HOW FEAR FEEDS OUR DENIALS AND MAKE US “BLIND”

Article By Luis Vazquez
Photo credit Yi-Chung Chen

“The bioluminescence of our existance dances and caresses our weary souls, through the pain and injustice it still cries out to us with joy “we are alive! We are alive!”

This and many other lines, some excerpted from “The Tragical in Daily Life” and some monologues devised by the cast and overseen by Dennis Yueh-Yeh Li, who adapted and directed this play, you knew you were going to get something different.

The six actors were already in position as we entered. They were in meditative poses and awoke to speak singularly and together to the air, to the audience via one-on-ones until it became apparent that this was the warmup. Like a routine subway ride in New York City, this scene has become familiar. Uncomfortable, yet intriquing. That was what Crystal Field presented at the Theater for the New City and written by Maurice Maeterlinck. “Blind” was the name of the play which saw 12 people trying to solve thrir present and future concurrently, but ending both unresolved as a higher power devised their fate. However we saw only six, which made it more challenging as they doubled themselves.

Three men, three women who cannot see beyond their apprehensions, so much so they sit attentively in two groups of three waiting for a priest. We learn its a rare day of freedom as they all are part of an asylum. They may be on an island but its not clear. There is a bridge and a river. There are also three praying old ladies and others. They ascertain that they are in a basement, or below. Like all of us who are tied to our phones, we are afraid to pass our respective boundaries and without our technology are just as in the dark.

The six (Leah Bacher, Brad Burgess, Chun Cho, Monica Hunken, Kevin Lynch and Equiano, who appears courtesy of Actors Equity Association) take turns prying themselves into standing erect and represents our attempts to break from our fears and preconceived notions that were spelled out by each actor. One questions every sound and spells out every thought that arises. One is lost mentally while the other hops from rational to the polar opposite. This is all of us in one way or another.

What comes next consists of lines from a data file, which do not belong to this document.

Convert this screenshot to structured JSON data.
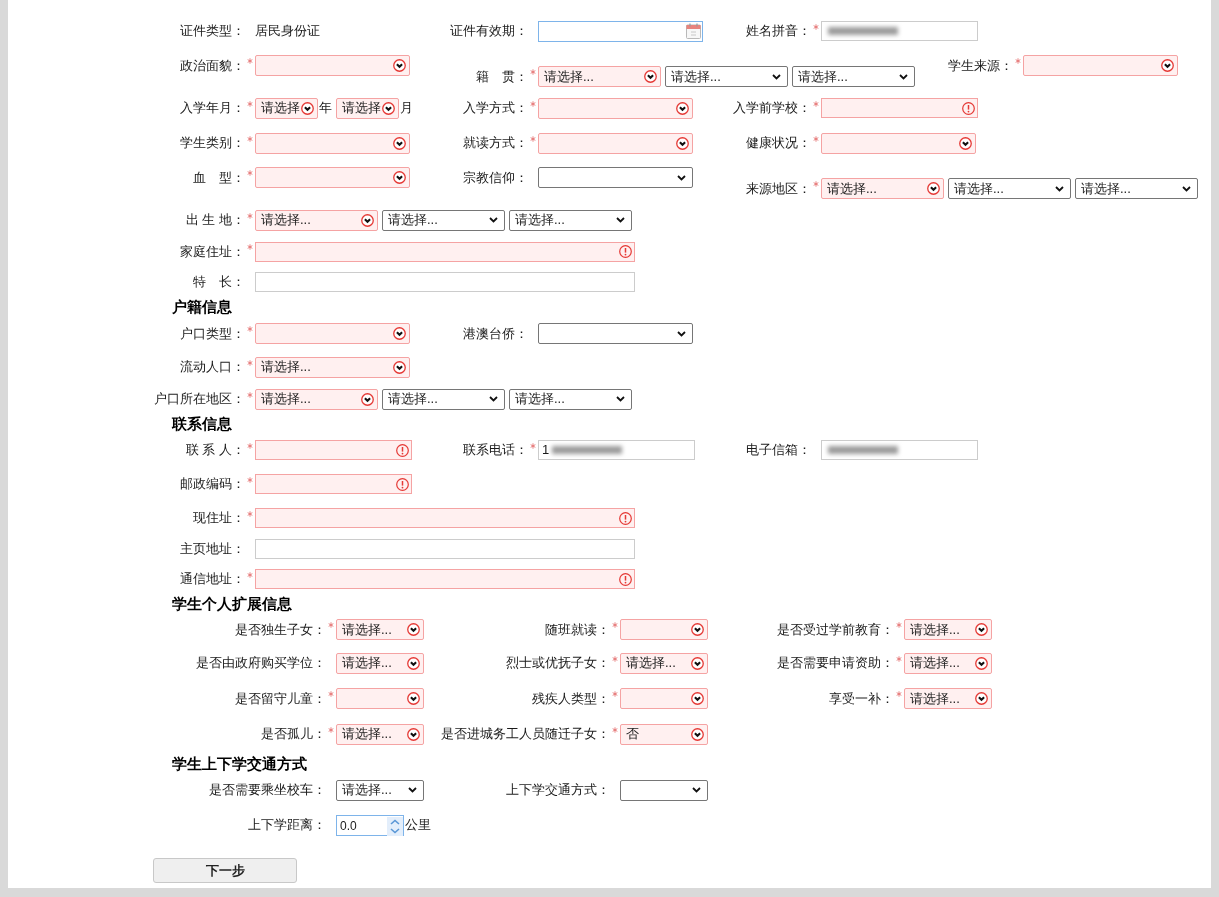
{
  "sections": [
    {
      "rows": [
        {
          "cells": [
            {
              "label": "证件类型：",
              "required": false,
              "controls": [
                {
                  "kind": "static",
                  "value": "居民身份证"
                }
              ]
            },
            {
              "label": "证件有效期：",
              "required": false,
              "controls": [
                {
                  "kind": "date"
                }
              ]
            },
            {
              "label": "姓名拼音：",
              "required": true,
              "controls": [
                {
                  "kind": "input",
                  "invalid": false,
                  "redacted": true
                }
              ]
            }
          ]
        },
        {
          "cells": [
            {
              "label": "政治面貌：",
              "required": true,
              "controls": [
                {
                  "kind": "select",
                  "invalid": true
                }
              ]
            },
            {
              "label": "籍　贯：",
              "required": true,
              "controls": [
                {
                  "kind": "select-region",
                  "invalid": true,
                  "value": "请选择..."
                },
                {
                  "kind": "select-region",
                  "invalid": false,
                  "value": "请选择..."
                },
                {
                  "kind": "select-region",
                  "invalid": false,
                  "value": "请选择..."
                }
              ]
            },
            {
              "label": "学生来源：",
              "required": true,
              "controls": [
                {
                  "kind": "select",
                  "invalid": true
                }
              ]
            }
          ]
        },
        {
          "cells": [
            {
              "label": "入学年月：",
              "required": true,
              "controls": [
                {
                  "kind": "select-narrow",
                  "invalid": true,
                  "value": "请选择",
                  "suffix": "年"
                },
                {
                  "kind": "select-narrow",
                  "invalid": true,
                  "value": "请选择",
                  "suffix": "月"
                }
              ]
            },
            {
              "label": "入学方式：",
              "required": true,
              "controls": [
                {
                  "kind": "select",
                  "invalid": true
                }
              ]
            },
            {
              "label": "入学前学校：",
              "required": true,
              "controls": [
                {
                  "kind": "input",
                  "invalid": true
                }
              ]
            }
          ]
        },
        {
          "cells": [
            {
              "label": "学生类别：",
              "required": true,
              "controls": [
                {
                  "kind": "select",
                  "invalid": true
                }
              ]
            },
            {
              "label": "就读方式：",
              "required": true,
              "controls": [
                {
                  "kind": "select",
                  "invalid": true
                }
              ]
            },
            {
              "label": "健康状况：",
              "required": true,
              "controls": [
                {
                  "kind": "select",
                  "invalid": true
                }
              ]
            }
          ]
        },
        {
          "cells": [
            {
              "label": "血　型：",
              "required": true,
              "controls": [
                {
                  "kind": "select",
                  "invalid": true
                }
              ]
            },
            {
              "label": "宗教信仰：",
              "required": false,
              "controls": [
                {
                  "kind": "select",
                  "invalid": false
                }
              ]
            },
            {
              "label": "来源地区：",
              "required": true,
              "controls": [
                {
                  "kind": "select-region",
                  "invalid": true,
                  "value": "请选择..."
                },
                {
                  "kind": "select-region",
                  "invalid": false,
                  "value": "请选择..."
                },
                {
                  "kind": "select-region",
                  "invalid": false,
                  "value": "请选择..."
                }
              ]
            }
          ]
        },
        {
          "cells": [
            {
              "label": "出 生 地：",
              "required": true,
              "controls": [
                {
                  "kind": "select-region",
                  "invalid": true,
                  "value": "请选择..."
                },
                {
                  "kind": "select-region",
                  "invalid": false,
                  "value": "请选择..."
                },
                {
                  "kind": "select-region",
                  "invalid": false,
                  "value": "请选择..."
                }
              ]
            }
          ]
        },
        {
          "cells": [
            {
              "label": "家庭住址：",
              "required": true,
              "controls": [
                {
                  "kind": "input-long",
                  "invalid": true
                }
              ]
            }
          ]
        },
        {
          "cells": [
            {
              "label": "特　长：",
              "required": false,
              "controls": [
                {
                  "kind": "input-long",
                  "invalid": false
                }
              ]
            }
          ]
        }
      ]
    },
    {
      "heading": "户籍信息",
      "rows": [
        {
          "cells": [
            {
              "label": "户口类型：",
              "required": true,
              "controls": [
                {
                  "kind": "select",
                  "invalid": true
                }
              ]
            },
            {
              "label": "港澳台侨：",
              "required": false,
              "controls": [
                {
                  "kind": "select",
                  "invalid": false
                }
              ]
            }
          ]
        },
        {
          "cells": [
            {
              "label": "流动人口：",
              "required": true,
              "controls": [
                {
                  "kind": "select",
                  "invalid": true,
                  "value": "请选择..."
                }
              ]
            }
          ]
        },
        {
          "cells": [
            {
              "label": "户口所在地区：",
              "required": true,
              "controls": [
                {
                  "kind": "select-region",
                  "invalid": true,
                  "value": "请选择..."
                },
                {
                  "kind": "select-region",
                  "invalid": false,
                  "value": "请选择..."
                },
                {
                  "kind": "select-region",
                  "invalid": false,
                  "value": "请选择..."
                }
              ]
            }
          ]
        }
      ]
    },
    {
      "heading": "联系信息",
      "rows": [
        {
          "cells": [
            {
              "label": "联 系 人：",
              "required": true,
              "controls": [
                {
                  "kind": "input",
                  "invalid": true
                }
              ]
            },
            {
              "label": "联系电话：",
              "required": true,
              "controls": [
                {
                  "kind": "input",
                  "invalid": false,
                  "value": "1",
                  "redacted": true
                }
              ]
            },
            {
              "label": "电子信箱：",
              "required": false,
              "controls": [
                {
                  "kind": "input",
                  "invalid": false,
                  "redacted": true
                }
              ]
            }
          ]
        },
        {
          "cells": [
            {
              "label": "邮政编码：",
              "required": true,
              "controls": [
                {
                  "kind": "input",
                  "invalid": true
                }
              ]
            }
          ]
        },
        {
          "cells": [
            {
              "label": "现住址：",
              "required": true,
              "controls": [
                {
                  "kind": "input-long",
                  "invalid": true
                }
              ]
            }
          ]
        },
        {
          "cells": [
            {
              "label": "主页地址：",
              "required": false,
              "controls": [
                {
                  "kind": "input-long",
                  "invalid": false
                }
              ]
            }
          ]
        },
        {
          "cells": [
            {
              "label": "通信地址：",
              "required": true,
              "controls": [
                {
                  "kind": "input-long",
                  "invalid": true
                }
              ]
            }
          ]
        }
      ]
    },
    {
      "heading": "学生个人扩展信息",
      "rows": [
        {
          "cells": [
            {
              "label": "是否独生子女：",
              "required": true,
              "controls": [
                {
                  "kind": "select-short",
                  "invalid": true,
                  "value": "请选择..."
                }
              ]
            },
            {
              "label": "随班就读：",
              "required": true,
              "controls": [
                {
                  "kind": "select-short",
                  "invalid": true
                }
              ]
            },
            {
              "label": "是否受过学前教育：",
              "required": true,
              "controls": [
                {
                  "kind": "select-short",
                  "invalid": true,
                  "value": "请选择..."
                }
              ]
            }
          ]
        },
        {
          "cells": [
            {
              "label": "是否由政府购买学位：",
              "required": false,
              "controls": [
                {
                  "kind": "select-short",
                  "invalid": true,
                  "value": "请选择..."
                }
              ]
            },
            {
              "label": "烈士或优抚子女：",
              "required": true,
              "controls": [
                {
                  "kind": "select-short",
                  "invalid": true,
                  "value": "请选择..."
                }
              ]
            },
            {
              "label": "是否需要申请资助：",
              "required": true,
              "controls": [
                {
                  "kind": "select-short",
                  "invalid": true,
                  "value": "请选择..."
                }
              ]
            }
          ]
        },
        {
          "cells": [
            {
              "label": "是否留守儿童：",
              "required": true,
              "controls": [
                {
                  "kind": "select-short",
                  "invalid": true
                }
              ]
            },
            {
              "label": "残疾人类型：",
              "required": true,
              "controls": [
                {
                  "kind": "select-short",
                  "invalid": true
                }
              ]
            },
            {
              "label": "享受一补：",
              "required": true,
              "controls": [
                {
                  "kind": "select-short",
                  "invalid": true,
                  "value": "请选择..."
                }
              ]
            }
          ]
        },
        {
          "cells": [
            {
              "label": "是否孤儿：",
              "required": true,
              "controls": [
                {
                  "kind": "select-short",
                  "invalid": true,
                  "value": "请选择..."
                }
              ]
            },
            {
              "label": "是否进城务工人员随迁子女：",
              "required": true,
              "controls": [
                {
                  "kind": "select-short",
                  "invalid": true,
                  "value": "否"
                }
              ]
            }
          ]
        }
      ]
    },
    {
      "heading": "学生上下学交通方式",
      "rows": [
        {
          "cells": [
            {
              "label": "是否需要乘坐校车：",
              "required": false,
              "controls": [
                {
                  "kind": "select-short",
                  "invalid": false,
                  "value": "请选择..."
                }
              ]
            },
            {
              "label": "上下学交通方式：",
              "required": false,
              "controls": [
                {
                  "kind": "select-short",
                  "invalid": false
                }
              ]
            }
          ]
        },
        {
          "cells": [
            {
              "label": "上下学距离：",
              "required": false,
              "controls": [
                {
                  "kind": "number",
                  "value": "0.0",
                  "suffix": "公里"
                }
              ]
            }
          ]
        }
      ]
    }
  ],
  "next_button": "下一步"
}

Our other three consist of one who repeats, in the center is the most stabile, asking the best questions followed by the most deflating self-answers. The last (Cho) is somewhere else and as a result is probably in the best position. She appears to be a favorite of the priest, privy to knowledge the others don’t. She also is the first to hear but never the why. This is also us in one way or another.

There are four women of the six and the sentences end with the same conclusion “The women are always right.” This also is a representation of man’s decline of importance in the modern world.

An interesting segment was the “Where’s Kevin Lynch?” repeated often by Kevin Lynch, who followedby describing four audience members including yours truly by description of age, look and clothes with detail. Often we prejudge all that we see before us, breaking down our respective humanities as we undoubtably did to each actor that night.

This production resembled the old Twilight Zone episode where several characters are trapped in a dark basement as well and discuss and argue to a conclusion that if one can escape to thetop, they all have a chance only to find they were dolls in the garbage and the lone escapee is found on the snow outside.

Our six players look and grasp at clues. One recalls a bridge, another a flowerbed and one hears the beach. Oh how correct that one turned out to be. Finally one makes it to the wall behind them which opened his eyes seeing the priest has died. But they then see he is just standing. As the rest follow they continue to walk aimlessly together they all finally hear a child crying. But it’s not. In the distance the sound of ship horns. They are warships. They launch their missiles. The field is straffed and the six are no more.

All along we live in a structured society that we are nutured to depend on, seeing only whst we are told we see so that only at the end, does it all become clear. We find we spend so much time on one item at a time that we fail to see the big picture. “Blind”, in it’s unique and roundabout way, shows that, leaving us all with food for thought.